(Erevan) Environ 20 000 personnes se sont rassemblées vendredi sur la place centrale de Erevan en soutien au principal candidat d’opposition Robert Kotcharian, au dernier jour de campagne pour des législatives anticipées de dimanche en Arménie, ont constaté des journalistes de l’AFP.  

Agence France-Presse

Jeudi, un nombre similaire de partisans du premier ministre sortant Nikol Pachinian, qui a brandi le risque d’émeutes en cas de victoire de ses opposants, s’étaient retrouvés au même endroit.  

PHOTO AREG BALAYAN, ASSOCIATED PRESS

Des partisans du premier ministre sortant Nikol Pachinian

Les manifestants de tous âges dont des familles avec enfants brandissaient des drapeaux arméniens, russes et ceux de la formation politique de M. Kotcharian, âgé de 66 ans et qui a dirigé cette petite ex-république soviétique du Caucase de 1998 à 2008.

Son bloc « Arménie » a été crédité de 29 % des intentions de vote, devançant légèrement le parti « Contrat civil » du premier ministre Pachinian dans un sondage publié vendredi.  

« Nous faisons confiance à Kotcharian, nous lui confions nos vies et le futur de notre nation », a déclaré à l’AFP une des manifestantes, Medea Petrossian, femme médecin.  

« Il a déjà sauvé notre pays du gouffre dans le passé. Même s’il y a une nouvelle guerre, [avec lui] on va la gagner. Nos frontières seront en sécurité », a-t-elle poursuivi.  

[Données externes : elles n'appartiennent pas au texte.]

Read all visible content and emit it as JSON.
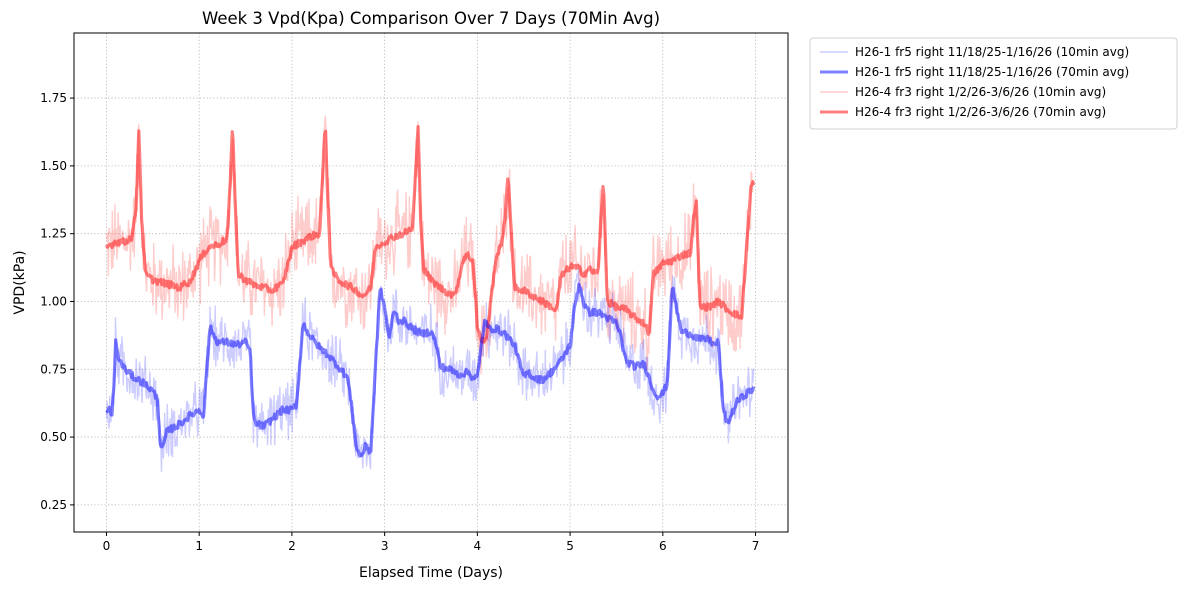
{
  "chart_data": {
    "type": "line",
    "title": "Week 3 Vpd(Kpa) Comparison Over 7 Days (70Min Avg)",
    "xlabel": "Elapsed Time (Days)",
    "ylabel": "VPD(kPa)",
    "xlim": [
      -0.35,
      7.35
    ],
    "ylim": [
      0.15,
      1.99
    ],
    "xticks": [
      0,
      1,
      2,
      3,
      4,
      5,
      6,
      7
    ],
    "xtick_labels": [
      "0",
      "1",
      "2",
      "3",
      "4",
      "5",
      "6",
      "7"
    ],
    "yticks": [
      0.25,
      0.5,
      0.75,
      1.0,
      1.25,
      1.5,
      1.75
    ],
    "ytick_labels": [
      "0.25",
      "0.50",
      "0.75",
      "1.00",
      "1.25",
      "1.50",
      "1.75"
    ],
    "grid": true,
    "legend_position": "outside-top-right",
    "series": [
      {
        "name": "H26-1 fr5 right 11/18/25-1/16/26 (10min avg)",
        "color": "#0000ff",
        "alpha": 0.2,
        "kind": "raw",
        "noise": 0.09,
        "base_series": 1
      },
      {
        "name": "H26-1 fr5 right 11/18/25-1/16/26 (70min avg)",
        "color": "#0000ff",
        "alpha": 0.5,
        "kind": "smooth",
        "x": [
          0.0,
          0.03,
          0.06,
          0.08,
          0.1,
          0.13,
          0.2,
          0.3,
          0.4,
          0.5,
          0.55,
          0.58,
          0.6,
          0.65,
          0.7,
          0.8,
          0.9,
          1.0,
          1.05,
          1.08,
          1.12,
          1.15,
          1.2,
          1.3,
          1.4,
          1.5,
          1.55,
          1.58,
          1.6,
          1.7,
          1.8,
          1.9,
          2.0,
          2.05,
          2.08,
          2.12,
          2.2,
          2.3,
          2.4,
          2.5,
          2.55,
          2.6,
          2.65,
          2.7,
          2.75,
          2.8,
          2.85,
          2.9,
          2.95,
          3.0,
          3.05,
          3.1,
          3.15,
          3.2,
          3.3,
          3.4,
          3.5,
          3.55,
          3.6,
          3.7,
          3.8,
          3.9,
          3.95,
          4.0,
          4.05,
          4.08,
          4.12,
          4.2,
          4.3,
          4.4,
          4.5,
          4.55,
          4.6,
          4.7,
          4.8,
          4.9,
          5.0,
          5.05,
          5.1,
          5.15,
          5.2,
          5.3,
          5.4,
          5.5,
          5.55,
          5.6,
          5.7,
          5.8,
          5.9,
          5.95,
          6.0,
          6.05,
          6.1,
          6.15,
          6.2,
          6.3,
          6.4,
          6.5,
          6.55,
          6.6,
          6.65,
          6.7,
          6.8,
          6.9,
          6.98
        ],
        "y": [
          0.59,
          0.6,
          0.58,
          0.7,
          0.85,
          0.79,
          0.75,
          0.72,
          0.7,
          0.67,
          0.64,
          0.48,
          0.45,
          0.52,
          0.53,
          0.55,
          0.58,
          0.6,
          0.58,
          0.75,
          0.91,
          0.88,
          0.85,
          0.85,
          0.84,
          0.85,
          0.82,
          0.6,
          0.55,
          0.54,
          0.57,
          0.6,
          0.6,
          0.62,
          0.75,
          0.92,
          0.87,
          0.83,
          0.8,
          0.76,
          0.74,
          0.72,
          0.6,
          0.45,
          0.43,
          0.47,
          0.44,
          0.75,
          1.05,
          0.98,
          0.86,
          0.97,
          0.93,
          0.93,
          0.9,
          0.88,
          0.89,
          0.85,
          0.76,
          0.75,
          0.73,
          0.74,
          0.72,
          0.72,
          0.86,
          0.93,
          0.9,
          0.9,
          0.88,
          0.84,
          0.72,
          0.74,
          0.72,
          0.71,
          0.74,
          0.78,
          0.84,
          0.98,
          1.07,
          0.99,
          0.96,
          0.96,
          0.94,
          0.92,
          0.87,
          0.78,
          0.76,
          0.77,
          0.67,
          0.65,
          0.66,
          0.7,
          1.06,
          0.97,
          0.89,
          0.88,
          0.86,
          0.86,
          0.84,
          0.85,
          0.6,
          0.55,
          0.63,
          0.66,
          0.68
        ]
      },
      {
        "name": "H26-4 fr3 right 1/2/26-3/6/26 (10min avg)",
        "color": "#ff0000",
        "alpha": 0.2,
        "kind": "raw",
        "noise": 0.13,
        "base_series": 3
      },
      {
        "name": "H26-4 fr3 right 1/2/26-3/6/26 (70min avg)",
        "color": "#ff0000",
        "alpha": 0.5,
        "kind": "smooth",
        "x": [
          0.0,
          0.05,
          0.1,
          0.2,
          0.28,
          0.32,
          0.35,
          0.38,
          0.42,
          0.5,
          0.6,
          0.7,
          0.8,
          0.85,
          0.9,
          1.0,
          1.1,
          1.2,
          1.3,
          1.33,
          1.36,
          1.39,
          1.42,
          1.5,
          1.6,
          1.7,
          1.8,
          1.85,
          1.9,
          2.0,
          2.1,
          2.2,
          2.3,
          2.33,
          2.36,
          2.39,
          2.42,
          2.5,
          2.6,
          2.7,
          2.75,
          2.8,
          2.85,
          2.9,
          2.95,
          3.0,
          3.1,
          3.2,
          3.3,
          3.33,
          3.36,
          3.39,
          3.42,
          3.5,
          3.6,
          3.7,
          3.75,
          3.8,
          3.85,
          3.9,
          3.95,
          3.98,
          4.0,
          4.05,
          4.1,
          4.2,
          4.25,
          4.3,
          4.33,
          4.36,
          4.4,
          4.5,
          4.6,
          4.7,
          4.8,
          4.85,
          4.9,
          5.0,
          5.1,
          5.15,
          5.2,
          5.3,
          5.33,
          5.36,
          5.4,
          5.5,
          5.6,
          5.7,
          5.8,
          5.85,
          5.9,
          6.0,
          6.1,
          6.2,
          6.3,
          6.33,
          6.36,
          6.4,
          6.5,
          6.6,
          6.7,
          6.8,
          6.85,
          6.9,
          6.95,
          6.98
        ],
        "y": [
          1.2,
          1.21,
          1.22,
          1.22,
          1.24,
          1.35,
          1.64,
          1.3,
          1.1,
          1.08,
          1.07,
          1.06,
          1.05,
          1.07,
          1.07,
          1.15,
          1.2,
          1.21,
          1.23,
          1.4,
          1.65,
          1.35,
          1.1,
          1.08,
          1.06,
          1.05,
          1.04,
          1.06,
          1.06,
          1.2,
          1.22,
          1.24,
          1.25,
          1.45,
          1.66,
          1.35,
          1.12,
          1.08,
          1.06,
          1.04,
          1.02,
          1.03,
          1.05,
          1.2,
          1.21,
          1.22,
          1.24,
          1.25,
          1.27,
          1.45,
          1.64,
          1.3,
          1.12,
          1.08,
          1.05,
          1.03,
          1.02,
          1.08,
          1.16,
          1.17,
          1.15,
          1.02,
          0.9,
          0.85,
          0.87,
          1.16,
          1.2,
          1.3,
          1.47,
          1.3,
          1.05,
          1.04,
          1.02,
          1.0,
          0.98,
          0.96,
          1.09,
          1.13,
          1.12,
          1.1,
          1.12,
          1.1,
          1.28,
          1.45,
          1.0,
          0.98,
          0.97,
          0.94,
          0.92,
          0.88,
          1.1,
          1.14,
          1.15,
          1.17,
          1.18,
          1.3,
          1.38,
          0.98,
          0.98,
          1.0,
          0.97,
          0.95,
          0.94,
          1.18,
          1.42,
          1.44
        ]
      }
    ]
  }
}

L’Arménie a perdu une guerre contre l’Azerbaïdjan, ennemi héréditaire, en automne 2020.  

Après six semaines de combats qui ont fait près de 6000 morts, Erevan a dû céder d’importants territoires qu’elle contrôlait depuis une première guerre dans les années 1990 autour du Nagorny Karabakh, région sécessionniste azerbaïdjanaise majoritairement peuplée d’Arméniens.  

Perçue comme une humiliation nationale en Arménie, cette défaite a déclenché une crise politique, forçant M. Pachinian, 46 ans dont trois en poste, à convoquer des législatives anticipées dans l’espoir de faire baisser la tension et de renouveler son mandat.